As it’s the holidays, I have taken the opportunity to keep a closer eye on my children’s reading habits. It’s been a very interesting experience. A bit like some kind of weird Attenborough documentary, where the cheeky chimps are being tracked.
I haven’t taken notes or anything (even I am not that odd), but I have noticed several things which I hadn’t had such awareness of before.
For example, our eldest* went through a stage where all she read was Jacqueline Wilson. Give her a story with a broken family unit at its centre and she was happy. I hadn’t realised that her reading tastes have evolved and she is now reading a wider range of books than ever before. There’s nothing wrong with Jacqueline Wilson, I think she’s great and anything that gets your kids reading is fine with me, but I am still pleased to see that at last her horizons have broadened. As a result, her vocabulary has also improved. Hurrah!
Middle froglet has always been an avid reader and can often be located in a very small corner, hunched over a book. Enid Blyton is still high on the list, alongside virtually anything from fantasy to historical novels. But something has also changed for her. She is now avidly collecting ‘vintage’ Enid Blyton. No charity shop is left unturned in the search for ‘just one more’. I feel that I have created a bit of a monster. Has my slightly disconcerting ‘Alice’ habit transferred itself to one of my children? It would seem that perhaps it has.
And lastly, our youngest. He still absolutely loves stories, however now he can be found sitting on the sofa, reading away to himself, rather than just being read to. He has been reading books aloud all year (for school), but this is different. He has fallen into the world of being the private reader; curled up with a good book and immersing himself in the story. I’d forgotten how amazing that feeling is, when you witness a child discovering a sense of becoming the reader for the first time.
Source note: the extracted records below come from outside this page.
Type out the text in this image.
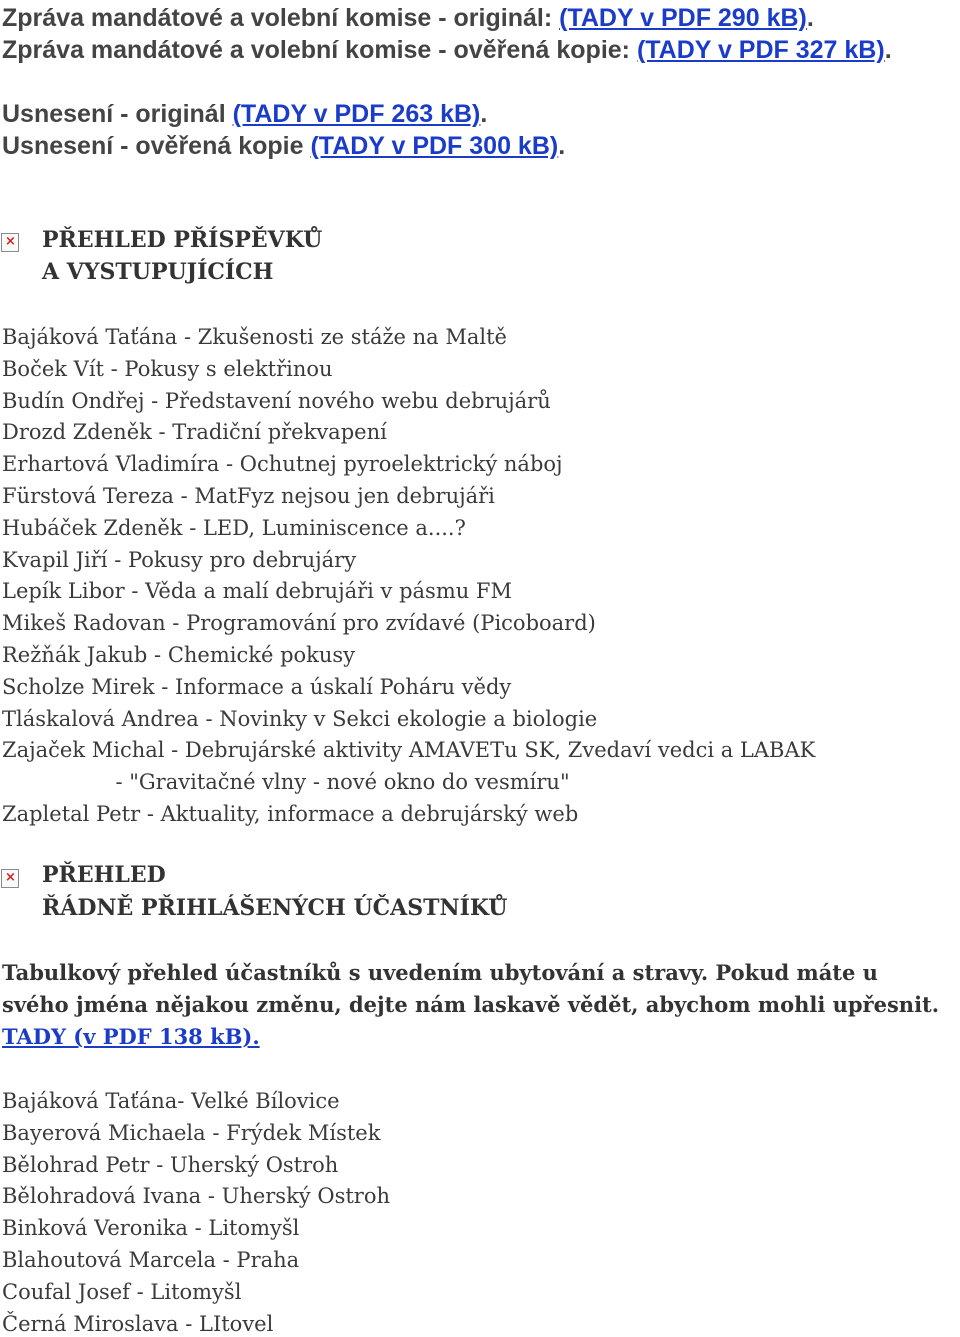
Zpráva mandátové a volební komise - originál: (TADY v PDF 290 kB).
Zpráva mandátové a volební komise - ověřená kopie: (TADY v PDF 327 kB).
Usnesení - originál (TADY v PDF 263 kB).
Usnesení - ověřená kopie (TADY v PDF 300 kB).
× PŘEHLED PŘÍSPĚVKŮ
A VYSTUPUJÍCÍCH
Bajáková Taťána - Zkušenosti ze stáže na Maltě
Boček Vít - Pokusy s elektřinou
Budín Ondřej - Představení nového webu debrujárů
Drozd Zdeněk - Tradiční překvapení
Erhartová Vladimíra - Ochutnej pyroelektrický náboj
Fürstová Tereza - MatFyz nejsou jen debrujáři
Hubáček Zdeněk - LED, Luminiscence a....?
Kvapil Jiří - Pokusy pro debrujáry
Lepík Libor - Věda a malí debrujáři v pásmu FM
Mikeš Radovan - Programování pro zvídavé (Picoboard)
Režňák Jakub - Chemické pokusy
Scholze Mirek - Informace a úskalí Poháru vědy
Tláskalová Andrea - Novinky v Sekci ekologie a biologie
Zajaček Michal - Debrujárské aktivity AMAVETu SK, Zvedaví vedci a LABAK
- "Gravitačné vlny - nové okno do vesmíru"
Zapletal Petr - Aktuality, informace a debrujárský web
× PŘEHLED
ŘÁDNĚ PŘIHLÁŠENÝCH ÚČASTNÍKŮ
Tabulkový přehled účastníků s uvedením ubytování a stravy. Pokud máte u
svého jména nějakou změnu, dejte nám laskavě vědět, abychom mohli upřesnit.
TADY (v PDF 138 kB).
Bajáková Taťána- Velké Bílovice
Bayerová Michaela - Frýdek Místek
Bělohrad Petr - Uherský Ostroh
Bělohradová Ivana - Uherský Ostroh
Binková Veronika - Litomyšl
Blahoutová Marcela - Praha
Coufal Josef - Litomyšl
Černá Miroslava - LItovel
The journey from being the audience to becoming the reader is a complex one, which differs greatly from child to child. We have always read a great deal to our children and so they have been surrounded by high quality texts from birth. I am certain that their relationship with books has a lot to to do with the fact they are constantly encircled by them and so reading is a very natural part of everyday life. We always have reading before bed. Nowadays the girls read to themselves, whereas boy wonder is read to, but the premise is the same. You can’t finish the day off properly without the routine of reading, even if it’s just a few pages.
Linked into the routine of reading is play. Play has been encouraged through each stage of our children’s lives, whether it be dressing up as a cat at Bethnal Green Museum

or pretending to slay a dragon through the power of a die,

- ‘I will slay the beast, mwahaha.’
or trying your best to beat Dad!

I honestly believe that playing games which stretch your imagination, coupled with being read to will result in a real love of books. Go on, have a go, you know you want to.
* Our eldest froglet does exist but would be mortified if I uploaded a photo of her!